This Month in LAGCC History

graduation

Then AND Now
In 2011, LaGuardia Community College celebrates 40 years of opening the doors of higher learning to all. By challenging expectations and daring to do more everyday, LAGCC is at the forefront of momentous shifts in the landscape of higher education in the 21st century. Now, as we did then, we imagine new ideas, create new curriculum and pioneer programs to make our community and our country stronger.

 

LaGuardia Community College celebrates 40 years of challenging expectactions

February 5, 1973

THEN
February 5, 1973 –
Acclaimed African American novelist John A. Williams joins the faculty in the Division of Language and Culture as a Distinguished Professor. The appointment is the first in CUNY history to be made at a two-year college.

NOW
Today, LaGuardia faculty who hold Ph.D.s outnumber their community college peers by more than two to one. Every day, LaGuardia faculty uses their classrooms as labs of innovation where students can safely test, explore and experiment with knowledge conceptually and practically. Faculty guides students to move beyond their comfort zones so they can imagine new opportunities and create amazing futures for themselves.

Visit the events page of the 40th Anniversary website, 40 Years of Challenging Expectations www.lagcc.cuny.edu/anniversary/events to learn more about the African American Read-In sponsored by the Black Literature Series Committee, a time-honored, annual LaGuardia event in celebration of Black History Month, where LaGuardians will read selections from the works of former LaGuardia English Distinguished Professor John A. Williams and AfroLatino author Piri Thomas.

January 13, 1985

THEN
In the winter of 1985, ACE's Adult Career Counseling and Resource Center opened.
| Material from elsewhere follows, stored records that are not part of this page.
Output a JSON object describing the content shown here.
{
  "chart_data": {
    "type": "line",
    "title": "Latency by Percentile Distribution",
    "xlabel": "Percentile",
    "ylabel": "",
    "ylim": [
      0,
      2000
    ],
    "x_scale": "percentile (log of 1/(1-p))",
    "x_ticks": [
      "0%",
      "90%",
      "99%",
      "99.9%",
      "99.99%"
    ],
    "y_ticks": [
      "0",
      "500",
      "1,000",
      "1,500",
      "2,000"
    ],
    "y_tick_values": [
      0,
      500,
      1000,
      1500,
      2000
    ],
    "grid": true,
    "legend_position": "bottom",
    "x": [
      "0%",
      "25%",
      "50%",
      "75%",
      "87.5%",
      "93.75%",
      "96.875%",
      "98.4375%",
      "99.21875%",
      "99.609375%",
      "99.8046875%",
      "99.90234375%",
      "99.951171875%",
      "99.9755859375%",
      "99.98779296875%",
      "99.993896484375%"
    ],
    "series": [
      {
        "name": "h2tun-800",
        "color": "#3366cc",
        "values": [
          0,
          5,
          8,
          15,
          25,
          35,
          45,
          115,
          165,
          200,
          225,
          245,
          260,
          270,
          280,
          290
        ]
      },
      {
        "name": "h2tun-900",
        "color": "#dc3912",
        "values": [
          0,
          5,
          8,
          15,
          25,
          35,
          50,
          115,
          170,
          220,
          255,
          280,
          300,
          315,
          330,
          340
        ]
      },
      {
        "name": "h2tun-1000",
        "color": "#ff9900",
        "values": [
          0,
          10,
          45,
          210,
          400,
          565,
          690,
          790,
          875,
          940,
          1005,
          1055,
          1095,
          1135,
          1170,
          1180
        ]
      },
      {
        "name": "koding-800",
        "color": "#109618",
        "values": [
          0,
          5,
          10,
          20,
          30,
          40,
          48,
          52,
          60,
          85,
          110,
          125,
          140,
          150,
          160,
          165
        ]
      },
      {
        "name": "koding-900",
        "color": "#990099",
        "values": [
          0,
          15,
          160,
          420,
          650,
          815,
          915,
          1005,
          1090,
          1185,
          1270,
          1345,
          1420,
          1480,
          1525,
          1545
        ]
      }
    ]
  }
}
Within six years, the Center was the only one of its kind in Queens and the largest in CUNY.

NOW
Today, LaGuardia's Division of Adult and Continuing Education continues to meet the educational, training and resource needs of job seekers and small businesses with not only the Career Development Center -the renamed forerunner of the College's early efforts to positively impact the economy- but also through such programs as the Workforce1 Healthcare Career Center and the Goldman Sachs sponsored 10,000 Small Businesses initiative.

December 5, 1970

December 5, 1970 is a day that marks a special moment in LaGuardia Community College's proud history: The College's naming ceremony took place, establishing Community College Number Nine as Fiorello H. LaGuardia Community College, in honor of New York's most popular mayor, "The Little Flower." LaGuardia was the first community college within CUNY to be named after such a prestigious historical figure. From the beginning, and in more than name only, we were destined to be unique.

Why Fiorello? Because no other 20th century American political figure embodies the LAGCC spirit: innovative, daring, idealistic and courageous.

November 16, 1981

Mayor Ed Koch declares the week beginning November 16 to be LaGuardia Community College week in honor of the College's tenth anniversary. During a celebration at the College, Marie LaGuardia, wife of Fiorello, unveils a statue of her husband to be installed on campus. That same day, the M building is formally dedicated with a public ribbon cutting ceremony.

October 16, 1970

The New York City Board of Higher Education officially names Community College Number Nine Fiorello H. LaGuardia Community College, making the College the first two-year CUNY institution named after a person.

Fall 1971

LaGuardia's first catalog is printed. Nine majors are offered: Liberal Arts and Sciences, Business Management, Business Administration, Accounting, Data Processing, offering a Machine Operations Option and a Programming and Systems Option; Secretarial Science offering an Executive Option and a Legal Option; and Education Associate.

September 22, 1971

First day of classes; LaGuardia's first freshman class consists of 537 students, 312 women and 225 men, of whom 72% are White, 19% are Black, 6% are Puerto Rican, 0.8% are Asian, 0.2% are Native American; 3% describe themselves as "Other" and 44 are foreign-born. The majority of students reside in Western Queens.


Taken from our 40th anniversary timeline, these monthly selections reflect what made us a national model for community colleges, and how we continue to build on our legacy of innovation and excellence today.